The Usefulness score counts how many columns are unique (that is, have a unique set of marked rows in them). In this example, all three columns are distinct, so the Usefulness score is 3 out of 3.

When there are lots of chaffs and lots of test methods, it can be tricky to immediately see which ones are unique or not. To help with this, the table is interactive: you can click on a row (or column) name to highlight all rows (or columns) with the same markings as that one.

5 Hints for writing good Examplar examples

First focus on making all your test methods Correct.
When in doubt, try it out. If you are unsure what a particular behavior should be, come up with a hypothesis of what it should be, then create an example that triggers that behavior, and measure whether the output matches your hypothesis. Examplar will show you whether your example is Correct or not.
Once your tests are Correct, work on improving Thoroughness (without sacrificing Correctness).

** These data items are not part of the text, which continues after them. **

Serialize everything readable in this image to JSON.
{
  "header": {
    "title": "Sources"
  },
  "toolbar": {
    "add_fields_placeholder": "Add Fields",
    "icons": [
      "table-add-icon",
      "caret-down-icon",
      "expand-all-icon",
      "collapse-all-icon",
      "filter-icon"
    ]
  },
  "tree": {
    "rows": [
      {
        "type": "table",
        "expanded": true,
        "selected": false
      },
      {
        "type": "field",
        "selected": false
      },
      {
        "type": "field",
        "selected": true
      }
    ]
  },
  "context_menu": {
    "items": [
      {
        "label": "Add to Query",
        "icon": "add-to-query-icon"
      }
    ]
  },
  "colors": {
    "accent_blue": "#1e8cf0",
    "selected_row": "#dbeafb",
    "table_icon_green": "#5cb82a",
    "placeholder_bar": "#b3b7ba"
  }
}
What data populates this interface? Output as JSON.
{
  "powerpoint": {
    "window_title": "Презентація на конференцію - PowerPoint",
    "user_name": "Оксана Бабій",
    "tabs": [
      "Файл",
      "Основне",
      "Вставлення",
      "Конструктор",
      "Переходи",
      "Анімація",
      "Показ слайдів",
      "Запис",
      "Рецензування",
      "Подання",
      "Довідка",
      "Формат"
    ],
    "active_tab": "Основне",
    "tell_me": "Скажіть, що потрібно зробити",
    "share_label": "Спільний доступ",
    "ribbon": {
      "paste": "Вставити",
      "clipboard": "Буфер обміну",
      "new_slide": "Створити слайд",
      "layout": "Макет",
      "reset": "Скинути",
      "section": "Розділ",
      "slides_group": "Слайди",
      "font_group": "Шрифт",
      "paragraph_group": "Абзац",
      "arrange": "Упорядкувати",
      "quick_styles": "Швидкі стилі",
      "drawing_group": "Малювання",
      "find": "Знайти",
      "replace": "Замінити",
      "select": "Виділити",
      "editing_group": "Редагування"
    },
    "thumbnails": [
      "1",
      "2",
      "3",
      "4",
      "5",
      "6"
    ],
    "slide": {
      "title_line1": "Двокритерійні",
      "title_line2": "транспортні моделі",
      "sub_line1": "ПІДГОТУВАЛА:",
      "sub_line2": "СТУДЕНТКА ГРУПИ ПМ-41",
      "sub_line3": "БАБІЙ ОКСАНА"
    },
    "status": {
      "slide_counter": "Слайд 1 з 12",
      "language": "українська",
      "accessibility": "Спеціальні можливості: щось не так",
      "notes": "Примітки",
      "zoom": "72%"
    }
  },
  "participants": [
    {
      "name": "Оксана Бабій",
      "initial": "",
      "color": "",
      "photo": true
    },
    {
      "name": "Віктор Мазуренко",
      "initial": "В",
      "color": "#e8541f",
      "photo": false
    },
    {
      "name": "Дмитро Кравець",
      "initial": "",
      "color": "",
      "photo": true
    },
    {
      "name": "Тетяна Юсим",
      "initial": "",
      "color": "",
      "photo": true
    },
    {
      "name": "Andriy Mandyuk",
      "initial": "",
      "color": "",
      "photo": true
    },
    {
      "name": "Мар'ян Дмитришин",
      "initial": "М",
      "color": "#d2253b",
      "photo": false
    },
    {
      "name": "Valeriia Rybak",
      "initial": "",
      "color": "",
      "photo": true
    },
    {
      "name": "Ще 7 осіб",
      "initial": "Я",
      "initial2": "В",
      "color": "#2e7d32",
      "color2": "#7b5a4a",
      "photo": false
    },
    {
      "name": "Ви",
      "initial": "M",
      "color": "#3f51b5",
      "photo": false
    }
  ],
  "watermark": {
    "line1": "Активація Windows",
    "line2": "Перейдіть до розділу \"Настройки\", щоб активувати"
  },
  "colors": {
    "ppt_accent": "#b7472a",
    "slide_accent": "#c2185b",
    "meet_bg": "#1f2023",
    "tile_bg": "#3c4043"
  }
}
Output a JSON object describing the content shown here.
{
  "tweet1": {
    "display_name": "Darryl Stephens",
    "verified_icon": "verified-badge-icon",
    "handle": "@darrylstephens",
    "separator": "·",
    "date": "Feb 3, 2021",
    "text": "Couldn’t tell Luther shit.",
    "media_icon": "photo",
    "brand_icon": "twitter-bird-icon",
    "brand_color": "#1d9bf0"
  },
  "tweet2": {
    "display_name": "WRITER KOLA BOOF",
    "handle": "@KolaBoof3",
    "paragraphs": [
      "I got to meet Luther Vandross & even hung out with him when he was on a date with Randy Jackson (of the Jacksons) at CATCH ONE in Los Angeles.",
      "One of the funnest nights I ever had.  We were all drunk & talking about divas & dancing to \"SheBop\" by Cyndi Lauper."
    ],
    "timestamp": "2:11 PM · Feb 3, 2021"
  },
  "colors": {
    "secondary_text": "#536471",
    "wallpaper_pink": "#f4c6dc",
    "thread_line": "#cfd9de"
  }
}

Only once you’ve gotten everything Correct and Thorough, should you spend time trying to improve Precision and Usefulness.

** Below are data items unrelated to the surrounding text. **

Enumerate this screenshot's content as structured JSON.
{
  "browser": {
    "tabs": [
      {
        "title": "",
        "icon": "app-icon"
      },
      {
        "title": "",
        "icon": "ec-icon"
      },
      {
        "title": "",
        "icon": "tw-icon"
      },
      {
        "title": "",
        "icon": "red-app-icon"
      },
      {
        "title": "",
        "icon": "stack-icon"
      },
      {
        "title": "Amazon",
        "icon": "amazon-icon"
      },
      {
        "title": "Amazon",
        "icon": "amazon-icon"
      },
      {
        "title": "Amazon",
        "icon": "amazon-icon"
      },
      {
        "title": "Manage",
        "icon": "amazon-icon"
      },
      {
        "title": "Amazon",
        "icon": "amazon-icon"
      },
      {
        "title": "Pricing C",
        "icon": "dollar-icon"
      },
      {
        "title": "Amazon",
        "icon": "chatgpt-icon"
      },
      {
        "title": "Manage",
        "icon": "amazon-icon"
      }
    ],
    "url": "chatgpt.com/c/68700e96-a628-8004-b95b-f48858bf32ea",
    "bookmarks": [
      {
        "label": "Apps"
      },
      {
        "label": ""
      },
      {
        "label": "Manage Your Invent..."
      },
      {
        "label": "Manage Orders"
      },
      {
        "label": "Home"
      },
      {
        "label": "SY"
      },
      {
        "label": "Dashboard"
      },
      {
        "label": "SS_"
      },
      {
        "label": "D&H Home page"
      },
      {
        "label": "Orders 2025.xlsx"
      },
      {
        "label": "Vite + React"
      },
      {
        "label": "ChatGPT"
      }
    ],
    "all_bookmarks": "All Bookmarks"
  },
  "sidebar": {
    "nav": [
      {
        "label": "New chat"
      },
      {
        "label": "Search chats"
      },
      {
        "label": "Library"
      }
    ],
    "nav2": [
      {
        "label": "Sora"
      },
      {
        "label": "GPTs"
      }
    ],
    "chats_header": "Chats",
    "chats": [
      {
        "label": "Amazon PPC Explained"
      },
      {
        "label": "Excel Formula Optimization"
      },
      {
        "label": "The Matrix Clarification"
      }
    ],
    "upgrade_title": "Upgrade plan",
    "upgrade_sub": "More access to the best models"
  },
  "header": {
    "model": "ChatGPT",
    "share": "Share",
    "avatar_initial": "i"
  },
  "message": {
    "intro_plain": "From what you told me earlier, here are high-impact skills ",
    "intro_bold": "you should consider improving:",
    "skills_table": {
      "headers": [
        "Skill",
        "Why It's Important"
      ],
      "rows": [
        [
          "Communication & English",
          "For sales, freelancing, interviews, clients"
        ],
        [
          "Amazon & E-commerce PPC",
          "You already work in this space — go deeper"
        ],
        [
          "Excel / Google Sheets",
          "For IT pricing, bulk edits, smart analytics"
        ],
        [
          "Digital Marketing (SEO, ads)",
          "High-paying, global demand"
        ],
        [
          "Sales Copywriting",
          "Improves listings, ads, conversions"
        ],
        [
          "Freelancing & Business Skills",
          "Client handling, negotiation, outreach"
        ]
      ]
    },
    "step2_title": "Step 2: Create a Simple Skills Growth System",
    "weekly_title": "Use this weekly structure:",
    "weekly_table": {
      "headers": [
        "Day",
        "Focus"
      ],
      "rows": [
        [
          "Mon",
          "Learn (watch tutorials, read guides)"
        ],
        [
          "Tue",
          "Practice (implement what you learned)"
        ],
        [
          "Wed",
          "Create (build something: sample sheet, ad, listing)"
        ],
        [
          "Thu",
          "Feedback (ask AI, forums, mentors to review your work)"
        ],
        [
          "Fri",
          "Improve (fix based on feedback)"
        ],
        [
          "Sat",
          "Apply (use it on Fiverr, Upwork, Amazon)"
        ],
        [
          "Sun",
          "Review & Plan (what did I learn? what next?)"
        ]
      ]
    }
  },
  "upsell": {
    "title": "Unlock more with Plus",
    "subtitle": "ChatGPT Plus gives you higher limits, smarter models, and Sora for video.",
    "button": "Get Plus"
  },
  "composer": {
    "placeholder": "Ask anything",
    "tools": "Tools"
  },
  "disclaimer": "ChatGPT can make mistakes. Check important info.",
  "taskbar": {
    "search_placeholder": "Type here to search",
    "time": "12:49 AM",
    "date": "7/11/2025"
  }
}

Read through the purpose statements for each method. Think about ways to (ab)use or misunderstand each of the parameters of the method — perhaps the edge cases are off by one, or the arguments are not in the expected order, or similar. Construct an example such that if the parameters are used correctly then the test passes, but if they are used incorrectly then the test fails.

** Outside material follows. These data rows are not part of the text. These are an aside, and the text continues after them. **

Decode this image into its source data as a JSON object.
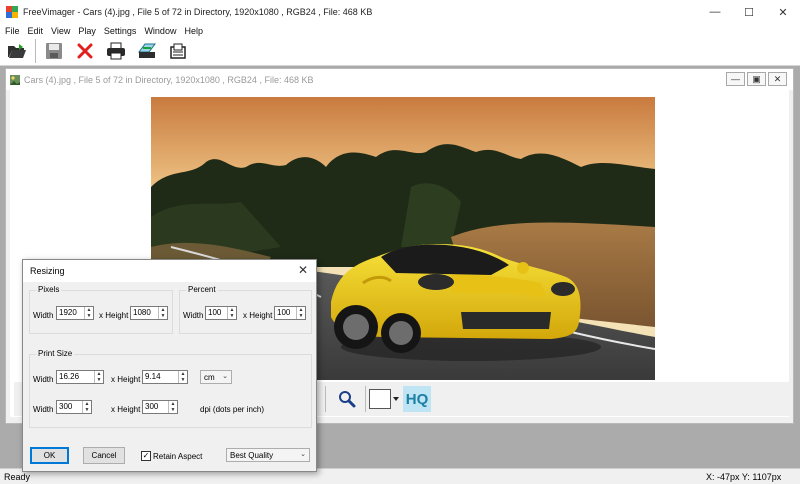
{
  "window": {
    "title": "FreeVimager - Cars (4).jpg , File 5 of 72 in Directory, 1920x1080 , RGB24 , File: 468 KB",
    "controls": {
      "minimize": "—",
      "maximize": "☐",
      "close": "✕"
    }
  },
  "menu": [
    "File",
    "Edit",
    "View",
    "Play",
    "Settings",
    "Window",
    "Help"
  ],
  "toolbar": {
    "icons": [
      "open-folder-icon",
      "save-icon",
      "delete-icon",
      "print-icon",
      "scan-icon",
      "email-icon"
    ]
  },
  "document": {
    "title": "Cars (4).jpg , File 5 of 72 in Directory, 1920x1080 , RGB24 , File: 468 KB",
    "controls": {
      "minimize": "—",
      "maximize": "▣",
      "close": "✕"
    }
  },
  "viewer_bar": {
    "hq_label": "HQ"
  },
  "status": {
    "left": "Ready",
    "coords": "X: -47px   Y: 1107px"
  },
  "dialog": {
    "title": "Resizing",
    "close": "✕",
    "pixels": {
      "label": "Pixels",
      "width_label": "Width",
      "width_value": "1920",
      "height_label": "x Height",
      "height_value": "1080"
    },
    "percent": {
      "label": "Percent",
      "width_label": "Width",
      "width_value": "100",
      "height_label": "x Height",
      "height_value": "100"
    },
    "print_size": {
      "label": "Print Size",
      "width_label": "Width",
      "width_value": "16.26",
      "height_label": "x Height",
      "height_value": "9.14",
      "unit": "cm",
      "dpi_width_label": "Width",
      "dpi_width_value": "300",
      "dpi_height_label": "x Height",
      "dpi_height_value": "300",
      "dpi_label": "dpi (dots per inch)"
    },
    "ok_label": "OK",
    "cancel_label": "Cancel",
    "retain_aspect_label": "Retain Aspect",
    "retain_aspect_checked": true,
    "retain_aspect_mark": "✓",
    "quality": "Best Quality"
  }
}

You may well not want to use Fundies-style checkExpects – they might be too precise to capture the behavior of all the wheats. For example, if the specification allows multiple possible correct answers, then using Assert.assertEquals to check for one specific correct answer might well cause some of the wheats to fail your examples.
Similarly, you might want to only check a summary or a computed property of the output. For instance, if you are checking that filtering a set removes the correct elements, you might construct a set with a known quantity of wanted and unwanted elements, and then check that the size of the set after filtering is correct: that may be enough to catch several simple bugs, without overly rigidly specifying the exact order of the set’s elements.
Your examples should probably be pretty short. Most of the bugs in the chaffs can be found with fairly minimal effort, meaning only a few method calls (or a predictable sequence of method calls) should be needed.
Document for yourself (in the form of comments) what assumptions you’re making about which parts of the underlying implementation must be correct, or at least mutually consistent, in order for your test to make sense. It’s pointless to assume that everything about a chaff is broken, because there would not be anything you could rely upon to measure its behavior. In this course, all of the chaffs we give you will have a single, plausible bug in them, rather than some mysterious combination of bugs.
To improve precision, look at the test methods that seem to be catching the same chaffs. Brainstorm at least two possible distinct implementation ideas that nevertheless do the same thing on your eaxmples. Ask yourself, “supposing the chaff 1 is doing things this way, and chaff 2 is doing things that way, are there any observations I could make to distinguish them?” (This may be the trickiest part of black-box testing, since you have to guess what the unseen implementation might be doing.)